WASHINGTON, D.C. – U.S. Senators Mark Warner, a member of the Senate Finance Committee, and Tim Kaine, a member of the Senate Health, Education, Labor and Pensions (HELP) Committee, released the following statement today on the uncertainty the Trump Administration has caused in the individual health insurance market, resulting in today’s announcement that Optima will reduce its insurance offerings in Virginia:
“Today we are seeing a direct result of the Trump Administration’s sabotage of the individual health care markets, which will cause pain in Virginia. President Trump has played politics with the health care system by destabilizing this market, threatening to stop necessary payments to insurance companies, and sending mixed signals about the future of the individual mandate, all of which have led some insurers to limit or withdraw their offerings. The President must stop this immediately. Further, Congress must act quickly on short-term measures to stabilize the individual market and lower premiums, like reinsurance and the other fixes we’re debating now in the HELP and Finance Committees, while also working on longer-term solutions to strengthen the health care marketplace for the future. Virginians are counting on the President to finally put politics aside and work with bipartisan leaders in Congress to support commonsense improvements that will put the health care system back on stable ground.”

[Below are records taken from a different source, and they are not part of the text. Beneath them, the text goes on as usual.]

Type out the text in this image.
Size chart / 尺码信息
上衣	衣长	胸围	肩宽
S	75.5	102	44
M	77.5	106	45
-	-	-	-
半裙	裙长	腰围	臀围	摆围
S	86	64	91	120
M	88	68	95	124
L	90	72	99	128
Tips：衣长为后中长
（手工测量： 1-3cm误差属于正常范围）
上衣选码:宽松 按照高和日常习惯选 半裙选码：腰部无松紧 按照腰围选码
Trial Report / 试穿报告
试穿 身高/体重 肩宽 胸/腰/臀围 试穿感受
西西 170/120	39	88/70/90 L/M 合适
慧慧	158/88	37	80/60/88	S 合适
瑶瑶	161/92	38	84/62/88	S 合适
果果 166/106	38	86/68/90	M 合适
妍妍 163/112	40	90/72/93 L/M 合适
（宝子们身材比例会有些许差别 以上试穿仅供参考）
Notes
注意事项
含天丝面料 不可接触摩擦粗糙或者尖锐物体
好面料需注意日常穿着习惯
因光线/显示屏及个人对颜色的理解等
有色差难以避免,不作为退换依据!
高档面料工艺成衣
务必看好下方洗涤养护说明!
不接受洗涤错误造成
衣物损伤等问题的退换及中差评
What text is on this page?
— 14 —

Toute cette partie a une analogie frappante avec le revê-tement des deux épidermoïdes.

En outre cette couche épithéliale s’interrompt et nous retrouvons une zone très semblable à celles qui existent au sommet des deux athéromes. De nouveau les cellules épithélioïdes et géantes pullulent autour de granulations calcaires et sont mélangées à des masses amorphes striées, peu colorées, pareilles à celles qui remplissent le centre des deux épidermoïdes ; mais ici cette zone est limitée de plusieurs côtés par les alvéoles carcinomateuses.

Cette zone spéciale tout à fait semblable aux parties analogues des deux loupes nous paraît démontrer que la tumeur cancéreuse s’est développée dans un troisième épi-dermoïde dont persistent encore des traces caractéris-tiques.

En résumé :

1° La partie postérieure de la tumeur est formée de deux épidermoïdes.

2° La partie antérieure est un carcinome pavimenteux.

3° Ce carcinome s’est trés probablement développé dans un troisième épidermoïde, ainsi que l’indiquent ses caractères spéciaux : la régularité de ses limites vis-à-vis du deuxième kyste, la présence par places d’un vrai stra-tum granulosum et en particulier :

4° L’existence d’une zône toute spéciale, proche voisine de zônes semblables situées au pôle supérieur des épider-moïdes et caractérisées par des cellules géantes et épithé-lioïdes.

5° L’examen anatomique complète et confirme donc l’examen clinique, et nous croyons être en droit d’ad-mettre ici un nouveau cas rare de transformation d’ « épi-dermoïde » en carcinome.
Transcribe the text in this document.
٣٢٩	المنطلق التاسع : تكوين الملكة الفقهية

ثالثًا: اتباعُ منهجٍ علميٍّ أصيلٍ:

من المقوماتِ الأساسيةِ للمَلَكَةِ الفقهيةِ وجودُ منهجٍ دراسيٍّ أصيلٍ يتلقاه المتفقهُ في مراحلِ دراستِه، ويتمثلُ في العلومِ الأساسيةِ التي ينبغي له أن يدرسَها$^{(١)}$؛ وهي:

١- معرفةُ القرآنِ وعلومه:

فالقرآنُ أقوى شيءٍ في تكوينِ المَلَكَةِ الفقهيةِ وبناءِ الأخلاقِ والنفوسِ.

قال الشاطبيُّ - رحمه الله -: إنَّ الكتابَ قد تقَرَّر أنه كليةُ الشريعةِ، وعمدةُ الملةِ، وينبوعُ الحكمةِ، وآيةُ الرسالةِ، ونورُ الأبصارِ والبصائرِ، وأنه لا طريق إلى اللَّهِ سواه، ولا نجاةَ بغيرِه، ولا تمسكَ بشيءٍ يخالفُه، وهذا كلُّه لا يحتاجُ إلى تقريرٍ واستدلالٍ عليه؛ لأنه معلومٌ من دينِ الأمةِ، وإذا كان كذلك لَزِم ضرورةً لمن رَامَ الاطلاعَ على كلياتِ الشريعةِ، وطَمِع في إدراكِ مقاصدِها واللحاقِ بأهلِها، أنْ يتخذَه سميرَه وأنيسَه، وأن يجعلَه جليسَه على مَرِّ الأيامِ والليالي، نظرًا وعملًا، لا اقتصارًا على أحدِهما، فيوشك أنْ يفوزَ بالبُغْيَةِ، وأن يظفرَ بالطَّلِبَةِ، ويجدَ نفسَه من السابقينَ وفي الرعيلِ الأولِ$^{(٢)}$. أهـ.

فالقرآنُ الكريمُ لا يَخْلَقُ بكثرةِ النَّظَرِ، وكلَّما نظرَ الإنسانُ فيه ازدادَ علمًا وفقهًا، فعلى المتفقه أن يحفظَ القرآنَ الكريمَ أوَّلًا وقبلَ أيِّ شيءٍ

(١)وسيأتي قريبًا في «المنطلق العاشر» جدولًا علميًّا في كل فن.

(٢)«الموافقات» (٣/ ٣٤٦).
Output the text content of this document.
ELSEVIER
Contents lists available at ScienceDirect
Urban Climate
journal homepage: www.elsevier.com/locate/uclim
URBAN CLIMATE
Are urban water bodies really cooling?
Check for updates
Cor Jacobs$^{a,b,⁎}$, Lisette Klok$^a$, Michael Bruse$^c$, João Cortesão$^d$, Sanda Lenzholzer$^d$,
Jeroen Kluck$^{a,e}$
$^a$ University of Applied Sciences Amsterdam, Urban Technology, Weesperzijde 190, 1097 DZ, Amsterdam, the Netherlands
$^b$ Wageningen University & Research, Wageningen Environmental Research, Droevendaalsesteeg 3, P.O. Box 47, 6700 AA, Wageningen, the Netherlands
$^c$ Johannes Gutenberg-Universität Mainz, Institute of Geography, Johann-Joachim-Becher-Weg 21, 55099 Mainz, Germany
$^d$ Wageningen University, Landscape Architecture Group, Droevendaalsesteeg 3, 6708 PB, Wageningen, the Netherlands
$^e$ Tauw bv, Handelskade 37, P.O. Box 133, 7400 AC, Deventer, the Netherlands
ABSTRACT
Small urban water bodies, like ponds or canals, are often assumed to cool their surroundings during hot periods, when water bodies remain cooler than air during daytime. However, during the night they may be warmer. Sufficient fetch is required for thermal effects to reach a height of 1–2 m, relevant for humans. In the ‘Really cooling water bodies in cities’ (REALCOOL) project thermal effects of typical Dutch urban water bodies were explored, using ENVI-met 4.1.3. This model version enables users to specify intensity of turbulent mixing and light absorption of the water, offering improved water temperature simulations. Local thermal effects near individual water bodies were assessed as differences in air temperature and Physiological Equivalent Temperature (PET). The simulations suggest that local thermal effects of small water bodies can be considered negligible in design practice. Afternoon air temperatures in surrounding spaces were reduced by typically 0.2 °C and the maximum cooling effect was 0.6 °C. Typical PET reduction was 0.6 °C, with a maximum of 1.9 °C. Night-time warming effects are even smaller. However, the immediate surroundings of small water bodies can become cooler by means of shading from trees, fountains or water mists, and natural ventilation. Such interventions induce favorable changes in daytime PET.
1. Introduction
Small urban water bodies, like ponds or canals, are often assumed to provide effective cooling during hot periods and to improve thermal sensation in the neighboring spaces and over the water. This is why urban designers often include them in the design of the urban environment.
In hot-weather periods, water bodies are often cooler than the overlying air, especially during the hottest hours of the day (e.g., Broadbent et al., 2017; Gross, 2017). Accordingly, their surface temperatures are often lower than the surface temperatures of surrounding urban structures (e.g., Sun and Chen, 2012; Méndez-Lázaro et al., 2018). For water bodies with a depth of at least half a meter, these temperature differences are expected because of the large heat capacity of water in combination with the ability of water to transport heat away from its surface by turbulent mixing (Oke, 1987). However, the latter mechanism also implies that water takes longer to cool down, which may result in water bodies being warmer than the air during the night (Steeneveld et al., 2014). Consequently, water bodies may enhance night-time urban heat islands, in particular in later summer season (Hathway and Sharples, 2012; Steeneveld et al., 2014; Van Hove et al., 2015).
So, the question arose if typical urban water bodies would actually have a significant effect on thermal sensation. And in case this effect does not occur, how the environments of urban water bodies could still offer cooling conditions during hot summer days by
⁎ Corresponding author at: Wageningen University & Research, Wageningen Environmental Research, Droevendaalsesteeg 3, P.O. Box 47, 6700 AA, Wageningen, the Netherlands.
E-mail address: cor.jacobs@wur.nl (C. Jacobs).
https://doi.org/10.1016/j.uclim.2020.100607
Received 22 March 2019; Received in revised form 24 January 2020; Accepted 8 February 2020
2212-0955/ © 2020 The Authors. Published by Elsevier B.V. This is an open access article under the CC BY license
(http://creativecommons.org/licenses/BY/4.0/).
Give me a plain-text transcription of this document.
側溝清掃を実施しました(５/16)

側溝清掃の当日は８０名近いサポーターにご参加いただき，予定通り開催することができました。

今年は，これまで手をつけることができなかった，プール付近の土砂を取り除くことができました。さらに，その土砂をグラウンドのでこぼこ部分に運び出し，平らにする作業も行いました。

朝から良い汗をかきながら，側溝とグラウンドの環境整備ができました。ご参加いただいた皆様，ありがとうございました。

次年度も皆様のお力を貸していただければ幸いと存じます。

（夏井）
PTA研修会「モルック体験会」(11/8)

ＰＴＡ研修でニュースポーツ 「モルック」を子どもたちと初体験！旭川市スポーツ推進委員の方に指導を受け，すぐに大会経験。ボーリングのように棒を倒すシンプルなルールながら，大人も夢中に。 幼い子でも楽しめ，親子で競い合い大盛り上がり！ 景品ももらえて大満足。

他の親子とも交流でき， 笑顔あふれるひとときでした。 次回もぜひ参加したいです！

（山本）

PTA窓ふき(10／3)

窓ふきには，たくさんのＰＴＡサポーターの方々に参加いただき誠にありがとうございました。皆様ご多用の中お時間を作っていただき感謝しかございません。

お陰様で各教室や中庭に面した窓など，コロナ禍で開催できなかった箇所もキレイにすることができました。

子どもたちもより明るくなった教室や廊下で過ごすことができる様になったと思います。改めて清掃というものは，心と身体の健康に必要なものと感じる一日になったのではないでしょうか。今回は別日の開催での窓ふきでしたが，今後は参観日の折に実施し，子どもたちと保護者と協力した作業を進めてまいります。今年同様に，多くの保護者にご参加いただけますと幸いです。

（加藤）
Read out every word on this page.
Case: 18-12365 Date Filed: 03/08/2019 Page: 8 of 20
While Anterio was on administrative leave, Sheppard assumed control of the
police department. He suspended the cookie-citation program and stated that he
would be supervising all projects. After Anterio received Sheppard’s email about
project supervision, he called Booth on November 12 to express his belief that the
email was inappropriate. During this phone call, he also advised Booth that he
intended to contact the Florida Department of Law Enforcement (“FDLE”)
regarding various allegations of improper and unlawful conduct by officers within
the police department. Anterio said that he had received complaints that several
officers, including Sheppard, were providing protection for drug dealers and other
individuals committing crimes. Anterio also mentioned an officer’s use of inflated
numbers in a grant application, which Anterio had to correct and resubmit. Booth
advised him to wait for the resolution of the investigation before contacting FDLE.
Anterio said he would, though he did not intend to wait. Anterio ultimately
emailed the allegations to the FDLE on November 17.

The Senate HELP Committee is holding bipartisan hearings this month on measures to stabilize the health insurance market, including proposals like Kaine’s bill to help stabilize the individual health care marketplace and lower premiums through reinsurance. State health insurance commissioners and health care experts have expressed support for reinsurance as a way to increase certainty in the marketplace.
Senator Warner sits on the Senate Finance Committee, which will hold a hearing next week on expanding consumer options and making health care coverage more affordable for American families. Senator Warner has offered several commonsense proposals to increase competition in the health care marketplace, lower health care costs, and make the Affordable Care Act work better for more Virginians.